Academic and professional background

  • Current role: Senior Researcher / OPI PIB
  • Specialization: artificial intelligence, natural language processing
  • Core competencies: solution architecture, requirements analysis
  • Profile: researcher and information systems engineer
2002–2010

Studies and the beginning of an engineering career

This stage covered technical studies, work on information systems, international experience through the Erasmus programme, and the first programming projects as well as self-employment.


Bialystok University of Technology — Electronics and Telecommunications, MSc Eng.

Studies completed with an MSc Eng. degree; the diploma thesis concerned a system for collecting and processing medical measurement data.

The project involved building a system for collecting and analysing medical data from uroflowmeters. During the studies, an Erasmus exchange at VŠB was also completed.


ProFind — self-employment and software development contracts

Software development, CMS, e-commerce, and internet-data-based projects.

This stage covered the full execution cycle: from architecture and implementation to maintenance and client collaboration.

2007–2013

Doctoral training, PhD research, and text analysis

The doctoral stage began in 2007 at Bialystok University of Technology and concluded with the dissertation defense in 2013 at the Faculty of Computer Science. The work covered text processing, knowledge representation, and information systems for public administration and emergency services.


Work on the doctoral dissertation — analysis of fire service reports and information system design

The research focused on transforming unstructured operational reports into data usable within an information system.

The core of the work included text segmentation, information extraction, and the design of knowledge representation rules for fire incident documentation.


PhD defense

Formal completion of the research stage devoted to text data analysis in information systems.

The dissertation covered information systems, text mining, and the analysis of domain-specific documents.

2012–2014 (publication in 2018)

IPI PAN and web information extraction

Formal collaboration took place between 2012 and 2014. The work focused on extracting information from semi-structured web pages, with an emphasis on larger-scale and more general-purpose problems.
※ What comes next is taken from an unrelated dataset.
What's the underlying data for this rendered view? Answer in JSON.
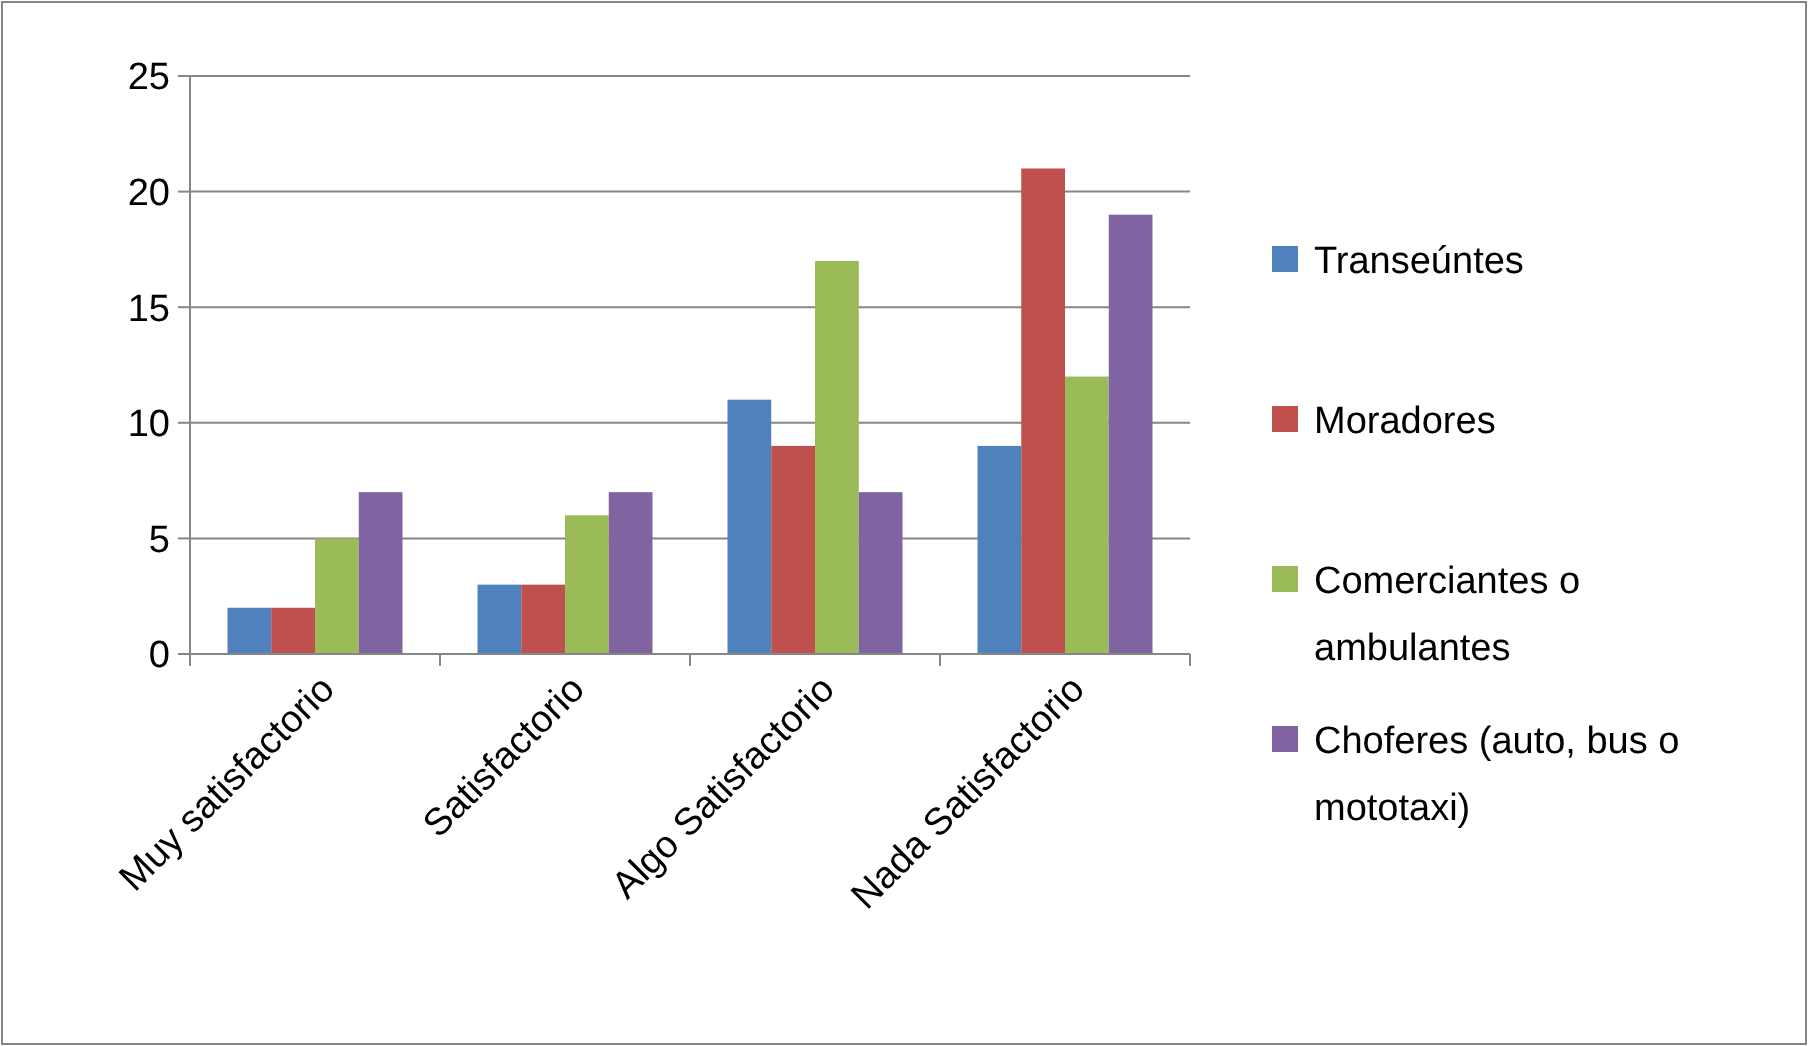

The main publication from this period — the BigGrams system — was published in 2018 with IPI PAN affiliation.


Institute of Computer Science, Polish Academy of Sciences — Systems Engineer

Work on information extraction from web data and semi-structured HTML documents.
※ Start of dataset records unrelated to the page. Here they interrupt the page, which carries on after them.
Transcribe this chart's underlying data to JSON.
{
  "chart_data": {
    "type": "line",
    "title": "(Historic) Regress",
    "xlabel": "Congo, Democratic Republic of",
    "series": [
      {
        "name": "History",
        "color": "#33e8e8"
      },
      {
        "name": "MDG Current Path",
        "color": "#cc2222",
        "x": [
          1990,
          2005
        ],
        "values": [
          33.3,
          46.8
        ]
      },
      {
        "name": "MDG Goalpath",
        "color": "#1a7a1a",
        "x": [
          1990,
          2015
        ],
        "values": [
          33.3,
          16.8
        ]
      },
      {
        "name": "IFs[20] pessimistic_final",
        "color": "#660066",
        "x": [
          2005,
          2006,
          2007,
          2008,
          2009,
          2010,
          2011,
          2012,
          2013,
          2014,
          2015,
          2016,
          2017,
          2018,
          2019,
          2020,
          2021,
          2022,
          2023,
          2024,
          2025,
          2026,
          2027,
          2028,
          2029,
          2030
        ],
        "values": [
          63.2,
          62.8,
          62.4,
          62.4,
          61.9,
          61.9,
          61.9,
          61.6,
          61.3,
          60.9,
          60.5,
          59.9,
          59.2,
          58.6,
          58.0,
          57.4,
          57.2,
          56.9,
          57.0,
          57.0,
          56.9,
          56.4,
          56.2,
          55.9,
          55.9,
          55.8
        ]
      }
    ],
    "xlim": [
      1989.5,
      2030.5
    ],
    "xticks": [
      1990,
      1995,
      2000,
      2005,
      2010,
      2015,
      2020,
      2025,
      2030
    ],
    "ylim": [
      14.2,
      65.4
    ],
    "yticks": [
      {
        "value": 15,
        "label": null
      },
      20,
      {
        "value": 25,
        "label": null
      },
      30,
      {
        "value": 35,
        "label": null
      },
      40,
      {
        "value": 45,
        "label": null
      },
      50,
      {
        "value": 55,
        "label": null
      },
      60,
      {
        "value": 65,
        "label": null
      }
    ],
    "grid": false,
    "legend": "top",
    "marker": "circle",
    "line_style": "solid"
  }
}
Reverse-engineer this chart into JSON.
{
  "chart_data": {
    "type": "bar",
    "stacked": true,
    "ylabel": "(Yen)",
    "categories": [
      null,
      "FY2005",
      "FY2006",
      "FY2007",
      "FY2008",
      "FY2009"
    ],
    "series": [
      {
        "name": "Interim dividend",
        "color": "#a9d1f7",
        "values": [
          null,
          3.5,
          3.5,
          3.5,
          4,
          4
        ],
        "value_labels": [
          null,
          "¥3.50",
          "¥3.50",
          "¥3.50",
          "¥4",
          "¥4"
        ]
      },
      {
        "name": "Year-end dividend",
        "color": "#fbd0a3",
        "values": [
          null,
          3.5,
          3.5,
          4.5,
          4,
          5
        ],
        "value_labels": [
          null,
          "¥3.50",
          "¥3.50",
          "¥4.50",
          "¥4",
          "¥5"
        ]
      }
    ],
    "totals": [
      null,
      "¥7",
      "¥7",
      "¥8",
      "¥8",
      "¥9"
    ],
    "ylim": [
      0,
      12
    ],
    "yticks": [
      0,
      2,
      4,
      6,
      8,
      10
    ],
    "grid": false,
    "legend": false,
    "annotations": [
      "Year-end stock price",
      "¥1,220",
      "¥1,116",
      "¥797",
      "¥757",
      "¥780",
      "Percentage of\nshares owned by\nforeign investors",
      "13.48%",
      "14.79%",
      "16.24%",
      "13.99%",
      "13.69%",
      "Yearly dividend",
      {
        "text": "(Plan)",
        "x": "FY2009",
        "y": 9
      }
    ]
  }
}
This stage extended earlier domain-focused analyses toward methods used more broadly in web mining and information extraction.


BigGrams — language-agnostic information extraction from HTML

A publication devoted to information extraction from semi-structured web pages.

The publication focuses on combining processing scale, practical applicability, and relative independence from both language and page layout.

2014–2023

OPI PIB — development of a research-and-implementation profile

A long-term research and project stage covering text classification, document analysis, web mining, information extraction, and systems applied in public and analytical practice.


OPI PIB / AI Lab — Senior Researcher

Main center of scientific and project activity, combining research with implementation-oriented work.

This stage combines research activity with the design and development of solutions used in organizational practice.


Identification of innovative companies based on their websites

Automatic classification of companies in terms of innovativeness based on the content of their websites.

The project applied text classification and web mining to the automatic analysis of large collections of company websites.


Publications: text classification, fire service reports, SNN

Publications covering a review of text classification, information extraction from fire service reports, and biologically inspired models of text representation.
  • ESWA 2018 — a synthetic review of text classification.
  • Fire Technology 2019 — a publication on information extraction from fire reports.
  • PPSN 2020 — a publication on neuromorphic and biologically inspired approaches to text representation.

ANSI / INFOSTRATEG III — detecting dual quality of products

A system analyzing multilingual online reviews in terms of product quality, safety, and dual quality issues.

The project involved crawling, data extraction, and the analysis of product reviews in the context of quality assessment and consumer protection.

2024–2026

Current stage: document AI, LLM, and research synthesis

The most recent stage combines the development of LLM- and RAG-based systems with publications synthesizing knowledge on document classification, multimodality, and research standards.


Neural Networks and IEEE Access

Development of biologically inspired NLP methods and work focused on research quality in document classification.

Publications from this period combine the development of new NLP methods with the analysis of reporting standards and research reproducibility.


ACL Industry Track — detecting dual quality in product reviews

A publication resulting from the ANSI project, devoted to the analysis of multilingual product reviews.

The publication combines a research result with practical application in the analysis of multilingual product reviews.


Current direction: LLM, RAG, document analysis, and knowledge transfer through the blog

The current direction covers the design of LLM-based solutions and knowledge sharing around modern AI systems.

This direction extends earlier experience in document analysis, information structure, model evaluation, and decision-support systems.


Information Fusion — meta-analytical summary of document classification

A systematic review and quantitative synthesis of research on information fusion in document classification.

The publication synthesizes earlier threads concerning methodology, data representation, and multiview learning in the form of a quantitative literature review.